Marsman et al. (2014) studied a Moroccan family with 5 sibs in which the proband experienced cardiac arrest at age 16 years while romping with a classmate at school; an initial recorded rhythm of VF was converted to a sinus rhythm after 2 defibrillatory shocks. Evaluation revealed no structural or functional cardiac abnormalities, ECG showed a normal QTc interval at rest, and flecainide provocation did not uncover a Brugada ECG pattern. On exercise testing, however, mild prolongation of the QTc interval was revealed (459 ms), which was maximal during early recovery (464 ms). An ICD was placed, and in 12 years of follow-up, the proband did not report any syncopal episodes, nor did the ICD record any events involving ventricular tachycardia. Just 7 months following the index event of the proband, his younger sister died suddenly at age 10 years. The family history also included a sister who had died suddenly at age 9 years. Another sister collapsed on the playground at age 10 years and was successfully resuscitated from VF; during the 8-year period following ICD implantation, she experienced 3 episodes of VF that were terminated by ICD shocks. Exercise testing revealed prolongation of the QTc interval in both early and late recovery (474 and 464 ms, respectively). The youngest sister in the family was asymptomatic but also demonstrated prolonged QTc interval on exercise testing. She underwent implantation of an ICD at 7 years of age, and the device did not discharge in 3 years of follow-up. Both parents were asymptomatic with normal ECGs at rest; however, the mother had prolonged QTc intervals (476 ms) at high heart rates. Marsman et al. (2014) stated that although none of the family members met the diagnostic criteria for long QT syndrome, ECG recordings were not available for a large number of mutation carriers in the family, and it was thus 'difficult to rule out LQTS with certainty.'

Molecular Genetics

In an Italian girl with markedly prolonged QTc intervals and multiple episodes of ventricular fibrillation, who was negative for mutation in the 5 genes most frequently associated with long QT syndrome, Crotti et al. (2013) performed exome sequencing and identified a heterozygous de novo missense mutation in the CALM1 gene (D130G; 114180.0003). Analysis of CALM1 in 82 additional patients with LQTS who had no mutations in known LQTS genes revealed a 3-year-old Greek boy who also carried the D130G mutation, as well as a 14-year-old Italian boy with a phe142-to-leu mutation in CALM1 (F142L; 114180.0004). Neither mutation was found in 1,800 white European controls or in public databases, and functional analysis demonstrated a several-fold reduction in calcium-binding affinity for both variants compared to wildtype calmodulin.

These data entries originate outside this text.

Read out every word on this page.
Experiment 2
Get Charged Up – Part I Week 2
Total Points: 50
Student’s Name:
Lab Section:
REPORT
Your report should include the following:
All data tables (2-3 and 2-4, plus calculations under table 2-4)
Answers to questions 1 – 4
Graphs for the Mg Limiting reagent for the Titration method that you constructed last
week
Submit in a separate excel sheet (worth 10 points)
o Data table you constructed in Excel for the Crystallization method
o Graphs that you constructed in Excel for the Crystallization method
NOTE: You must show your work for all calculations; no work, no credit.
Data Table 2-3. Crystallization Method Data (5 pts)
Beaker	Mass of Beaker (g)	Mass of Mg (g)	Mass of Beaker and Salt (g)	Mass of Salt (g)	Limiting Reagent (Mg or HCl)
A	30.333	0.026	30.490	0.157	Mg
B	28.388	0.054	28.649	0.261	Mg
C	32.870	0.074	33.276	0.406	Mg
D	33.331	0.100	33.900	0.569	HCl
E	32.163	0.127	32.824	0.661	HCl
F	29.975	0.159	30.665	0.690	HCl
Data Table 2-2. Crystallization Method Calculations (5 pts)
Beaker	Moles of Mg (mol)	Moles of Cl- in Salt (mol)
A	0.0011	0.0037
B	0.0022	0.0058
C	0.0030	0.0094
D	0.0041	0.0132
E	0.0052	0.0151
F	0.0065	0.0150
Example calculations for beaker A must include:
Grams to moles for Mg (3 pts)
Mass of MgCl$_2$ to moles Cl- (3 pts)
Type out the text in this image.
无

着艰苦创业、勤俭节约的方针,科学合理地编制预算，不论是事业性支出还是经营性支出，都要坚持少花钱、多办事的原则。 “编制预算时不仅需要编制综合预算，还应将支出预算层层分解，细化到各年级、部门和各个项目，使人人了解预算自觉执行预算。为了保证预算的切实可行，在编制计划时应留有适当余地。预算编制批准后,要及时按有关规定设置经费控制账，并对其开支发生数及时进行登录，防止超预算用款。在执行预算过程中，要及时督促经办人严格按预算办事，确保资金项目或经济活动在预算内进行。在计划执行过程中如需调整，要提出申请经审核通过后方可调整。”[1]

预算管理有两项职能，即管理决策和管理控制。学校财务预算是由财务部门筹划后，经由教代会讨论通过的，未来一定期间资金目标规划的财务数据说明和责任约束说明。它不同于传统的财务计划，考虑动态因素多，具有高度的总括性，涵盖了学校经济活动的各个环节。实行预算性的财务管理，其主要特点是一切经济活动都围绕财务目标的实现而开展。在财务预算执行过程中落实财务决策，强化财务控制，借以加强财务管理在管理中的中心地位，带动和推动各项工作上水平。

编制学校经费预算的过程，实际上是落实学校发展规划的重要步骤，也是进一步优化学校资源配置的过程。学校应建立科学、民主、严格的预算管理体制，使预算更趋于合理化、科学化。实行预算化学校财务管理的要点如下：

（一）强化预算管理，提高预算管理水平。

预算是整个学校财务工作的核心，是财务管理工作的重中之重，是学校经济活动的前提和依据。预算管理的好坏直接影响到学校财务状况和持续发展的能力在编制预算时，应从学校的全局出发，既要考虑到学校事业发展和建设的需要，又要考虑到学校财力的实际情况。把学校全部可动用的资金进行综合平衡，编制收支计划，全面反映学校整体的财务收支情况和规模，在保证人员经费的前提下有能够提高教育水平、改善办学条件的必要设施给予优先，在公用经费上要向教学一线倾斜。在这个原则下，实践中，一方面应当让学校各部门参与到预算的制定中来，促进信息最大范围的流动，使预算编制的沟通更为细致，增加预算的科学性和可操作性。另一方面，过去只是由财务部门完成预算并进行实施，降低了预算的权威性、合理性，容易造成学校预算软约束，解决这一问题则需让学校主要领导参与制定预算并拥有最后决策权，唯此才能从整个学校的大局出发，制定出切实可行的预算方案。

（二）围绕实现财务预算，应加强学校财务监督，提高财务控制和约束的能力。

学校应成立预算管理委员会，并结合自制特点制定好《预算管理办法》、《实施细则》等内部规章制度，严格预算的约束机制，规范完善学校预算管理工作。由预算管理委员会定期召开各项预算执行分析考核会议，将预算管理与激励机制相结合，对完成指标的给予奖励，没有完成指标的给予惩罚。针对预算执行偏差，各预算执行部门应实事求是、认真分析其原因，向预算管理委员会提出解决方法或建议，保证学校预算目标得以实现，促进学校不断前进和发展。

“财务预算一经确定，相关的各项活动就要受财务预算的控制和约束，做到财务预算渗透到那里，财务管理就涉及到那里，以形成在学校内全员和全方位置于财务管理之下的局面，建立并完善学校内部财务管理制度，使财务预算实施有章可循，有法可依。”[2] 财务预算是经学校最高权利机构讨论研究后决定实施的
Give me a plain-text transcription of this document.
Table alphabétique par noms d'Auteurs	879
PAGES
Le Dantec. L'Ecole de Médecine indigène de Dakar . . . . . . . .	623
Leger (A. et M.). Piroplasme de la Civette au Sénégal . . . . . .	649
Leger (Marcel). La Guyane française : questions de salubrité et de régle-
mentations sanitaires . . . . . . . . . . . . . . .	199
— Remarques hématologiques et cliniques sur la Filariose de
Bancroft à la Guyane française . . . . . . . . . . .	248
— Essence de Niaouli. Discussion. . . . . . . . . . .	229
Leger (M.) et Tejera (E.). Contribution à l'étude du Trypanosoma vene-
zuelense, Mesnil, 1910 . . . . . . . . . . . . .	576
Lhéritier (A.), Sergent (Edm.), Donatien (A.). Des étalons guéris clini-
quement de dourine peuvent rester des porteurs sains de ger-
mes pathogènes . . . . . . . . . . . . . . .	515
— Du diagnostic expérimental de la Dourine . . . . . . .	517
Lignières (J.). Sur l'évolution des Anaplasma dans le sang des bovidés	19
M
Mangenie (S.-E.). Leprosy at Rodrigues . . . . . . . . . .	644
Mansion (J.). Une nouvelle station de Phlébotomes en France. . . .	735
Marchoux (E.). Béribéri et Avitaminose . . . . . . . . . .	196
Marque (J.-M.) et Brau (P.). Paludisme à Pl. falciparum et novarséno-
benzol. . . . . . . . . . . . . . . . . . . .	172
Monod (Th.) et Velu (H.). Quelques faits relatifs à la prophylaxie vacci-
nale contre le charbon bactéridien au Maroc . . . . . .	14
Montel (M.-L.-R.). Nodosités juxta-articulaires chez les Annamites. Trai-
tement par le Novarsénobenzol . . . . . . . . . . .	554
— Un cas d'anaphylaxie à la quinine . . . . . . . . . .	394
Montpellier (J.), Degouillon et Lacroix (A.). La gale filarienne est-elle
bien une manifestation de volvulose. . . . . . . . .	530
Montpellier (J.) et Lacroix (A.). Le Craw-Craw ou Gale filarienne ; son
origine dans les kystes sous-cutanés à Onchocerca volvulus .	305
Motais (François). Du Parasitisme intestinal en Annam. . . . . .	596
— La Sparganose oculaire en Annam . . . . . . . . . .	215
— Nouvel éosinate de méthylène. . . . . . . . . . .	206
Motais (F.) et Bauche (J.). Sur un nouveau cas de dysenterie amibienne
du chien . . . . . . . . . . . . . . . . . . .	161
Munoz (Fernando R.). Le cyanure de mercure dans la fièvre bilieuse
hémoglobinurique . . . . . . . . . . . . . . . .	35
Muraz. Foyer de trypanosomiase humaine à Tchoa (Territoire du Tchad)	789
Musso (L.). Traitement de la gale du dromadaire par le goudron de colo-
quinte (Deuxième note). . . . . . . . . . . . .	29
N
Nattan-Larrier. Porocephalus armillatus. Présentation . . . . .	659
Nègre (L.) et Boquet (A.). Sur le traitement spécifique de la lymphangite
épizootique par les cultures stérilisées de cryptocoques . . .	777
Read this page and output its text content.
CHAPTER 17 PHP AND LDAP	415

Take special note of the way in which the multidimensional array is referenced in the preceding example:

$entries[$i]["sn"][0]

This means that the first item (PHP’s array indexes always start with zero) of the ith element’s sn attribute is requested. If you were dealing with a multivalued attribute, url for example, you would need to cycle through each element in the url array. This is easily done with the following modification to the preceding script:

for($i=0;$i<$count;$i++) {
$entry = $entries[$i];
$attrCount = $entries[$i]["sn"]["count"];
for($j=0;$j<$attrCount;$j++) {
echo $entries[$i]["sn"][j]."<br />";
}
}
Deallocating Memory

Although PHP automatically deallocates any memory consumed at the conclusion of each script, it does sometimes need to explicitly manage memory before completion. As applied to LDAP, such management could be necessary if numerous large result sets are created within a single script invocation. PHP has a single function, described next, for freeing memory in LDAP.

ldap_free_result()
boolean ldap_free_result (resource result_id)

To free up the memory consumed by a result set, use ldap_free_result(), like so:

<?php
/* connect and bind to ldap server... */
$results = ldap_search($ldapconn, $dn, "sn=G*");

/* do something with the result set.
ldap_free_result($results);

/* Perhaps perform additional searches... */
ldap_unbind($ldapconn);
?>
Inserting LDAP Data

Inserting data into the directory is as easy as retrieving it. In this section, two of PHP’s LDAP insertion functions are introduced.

In a Moroccan family with mild prolongation of the QTc interval in the recovery phase after exercise as well as onset of ventricular fibrillation within the first 2 decades of life, Marsman et al. (2014) performed whole-exome sequencing and identified a heterozygous mutation in the CALM1 gene (F90L; 114180.0005) that segregated with disease in the family. The mutation was not found in 500 Moroccan controls, and the proband was negative for mutation in 14 genes known to be involved in primary arrhythmia syndromes and arrhythmogenic cardiomyopathy.